Быстрым шагом иду по Остоженке в сторону "Парка культуры". Оба
преследователя спокойно идут вслед за мной. Бомж давно скинул
лохмотья и теперь больше похож на советского инженера. Проныра то и
дело лазит рукой за пазуху. Проверяет пистолет? Похоже. Не яблоки
же у него там. Будет стрелять? Среди старой застройки прохожих
негусто. Может и будет. Перехожу на бег. Ещё немного осталось.
Выдержу.
Сбавляю темп лишь в толчее подземного перехода.
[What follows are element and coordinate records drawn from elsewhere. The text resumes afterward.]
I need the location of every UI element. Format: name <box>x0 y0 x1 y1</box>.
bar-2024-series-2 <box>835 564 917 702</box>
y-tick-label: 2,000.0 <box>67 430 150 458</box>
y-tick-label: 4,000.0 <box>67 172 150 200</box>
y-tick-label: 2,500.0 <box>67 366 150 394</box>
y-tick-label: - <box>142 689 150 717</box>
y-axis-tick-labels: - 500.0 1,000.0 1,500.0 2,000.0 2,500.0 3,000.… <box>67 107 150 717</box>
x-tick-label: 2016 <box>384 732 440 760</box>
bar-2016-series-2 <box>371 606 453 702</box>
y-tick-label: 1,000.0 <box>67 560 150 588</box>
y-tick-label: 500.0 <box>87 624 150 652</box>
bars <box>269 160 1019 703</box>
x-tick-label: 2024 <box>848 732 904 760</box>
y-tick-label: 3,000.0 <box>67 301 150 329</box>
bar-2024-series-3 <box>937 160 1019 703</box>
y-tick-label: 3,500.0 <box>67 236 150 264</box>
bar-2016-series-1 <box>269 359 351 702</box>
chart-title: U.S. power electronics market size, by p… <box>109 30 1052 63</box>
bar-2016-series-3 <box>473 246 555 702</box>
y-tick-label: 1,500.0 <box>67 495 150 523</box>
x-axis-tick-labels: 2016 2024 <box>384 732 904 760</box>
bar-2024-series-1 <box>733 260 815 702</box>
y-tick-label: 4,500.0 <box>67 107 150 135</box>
Здесь не
разбежишься – народу полно, да и внимание привлекать не стоит –
остановят менты, начнут прописку спрашивать, билеты требовать. А
где я их возьму, билеты–то?
Проныра стрелять не рискует. Это радует. Однако, что делать
дальше?
***
Пятнадцать лет – хороший возраст. Уже нет доверчивого ребёнка,
но ещё не вылеплен системой забитый, загнанный на кухни и в курилки
человек страха. У меня хватило ума сохранить обретённое знание в
тайне от всех, и не достало осторожности тут же о нём
забыть.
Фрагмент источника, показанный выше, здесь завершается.